Colonialisme qui s’appuie sur une force de frappe percutante acceptée par les grandes puissances : le chantage permanent à l’antisémitisme.
Je tiens maintenant à préciser mon rapport à l’antisionisme.
Il est important de reconnaitre que le sionisme est une idéologie qui s’est en quelque sorte mondialisée et qui est portée par beaucoup plus de non Juifs que de Juifs. Ainsi aux Etats-Unis il y a environ deux fois plus de sionistes non Juifs (surtout les chrétiens évangélistes) que de Juifs dans le monde entier.
L’antisionisme fait partie des justes politiques « anti ». D’autres exemples de politiques « anti » sont, en vrac, les politiques : anti-nucléaire, anticapitaliste, anti-productiviste, anti logements indignes, anti-pesticides, anti-privatisations …, et la liste peut être très longue.
Il est important de soutenir les révoltes « anti », et il est important aussi de s’intéresser aux politiques alternatives. Par exemple les mobilisations anti-nucléaires ne peuvent être vraiment victorieuses que si une politique vivable de production de l’énergie est initiée.
Qu’en est-il de l’antisionisme ? La base du sionisme est un rapport raciste, colonial, discriminatoire, au vivre ensemble de populations d’origines communautaires, religieuses et culturelles différentes.
Les alternatives à cette politique sont les alternatives à ce rapport précis. C’est pourquoi je m’y intéresse et c’est pourquoi je m’intéresse par exemple à l’expérience actuelle de la Fédération démocratique de Syrie du Nord, qui promeut une politique alternative en ce domaine – et qui plus est au Moyen-Orient.

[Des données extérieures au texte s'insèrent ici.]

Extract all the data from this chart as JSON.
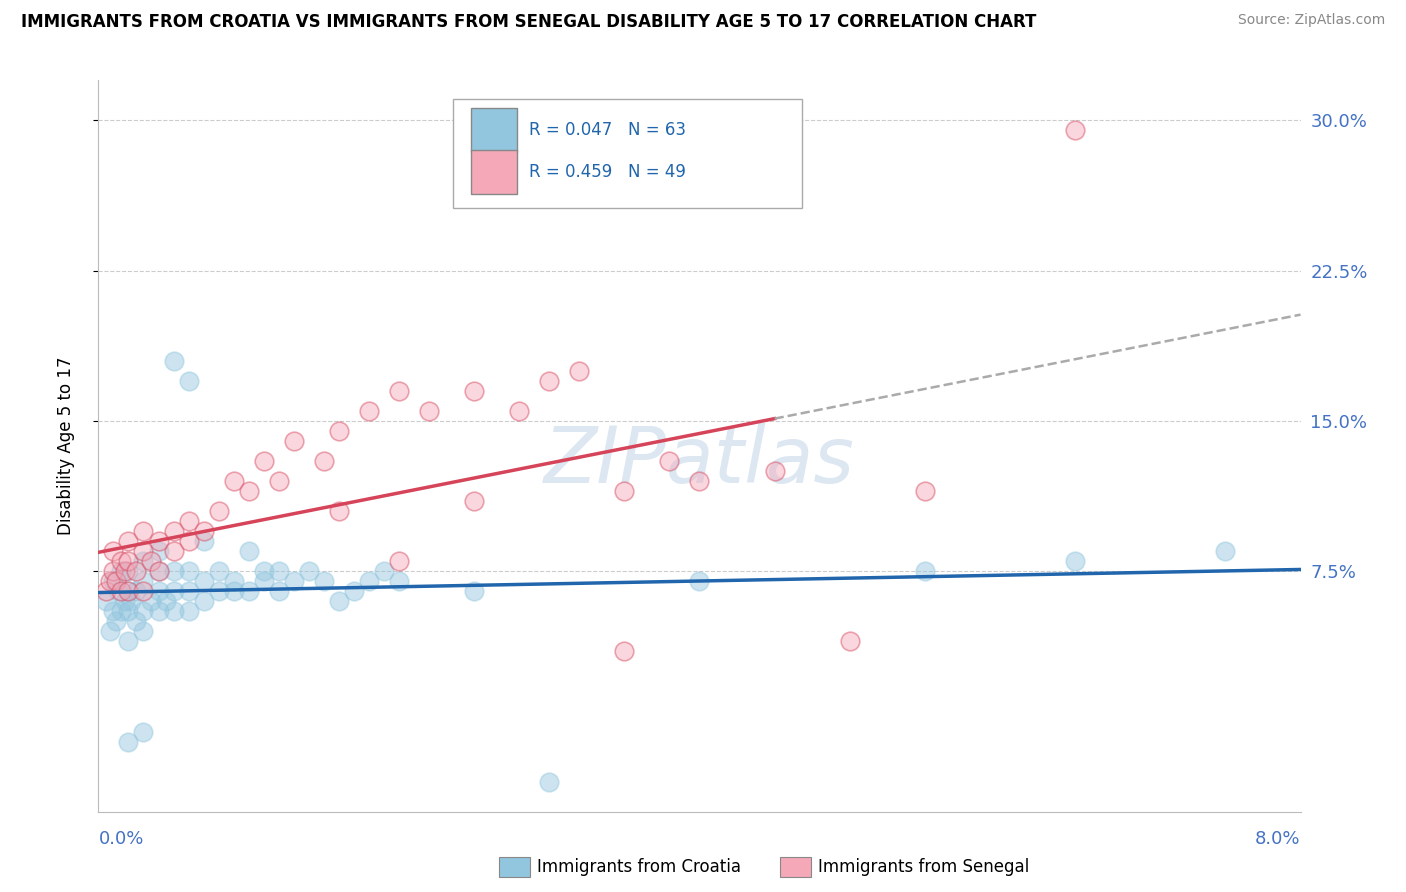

Mais attention, ne me faites pas dire ce que je n’ai pas dit. Je ne suis pas un inconditionnel des formations politiques que je trouve positives, parce que toute formation politique n’est jamais immuable mais toujours en devenir, et par ailleurs les expériences positives ne sont pas transposables mécaniquement n’importe où.
Et je suis pour un soutien inconditionnel aux révoltes antiracistes contemporaines. Mais je ne me reconnais pas dans la formule « Faisons d’abord table rase du passé, et après on verra »
Je suis pour un antisionisme antiraciste ferme et persévérant.
Mais j’ai besoin aussi d’éprouver qu’un autre monde est possible et de m’intéresser aux processus alternatifs qui conduisent au remplacement d’un monde mauvais non pas par un autre monde mauvais, mais par un monde vivable.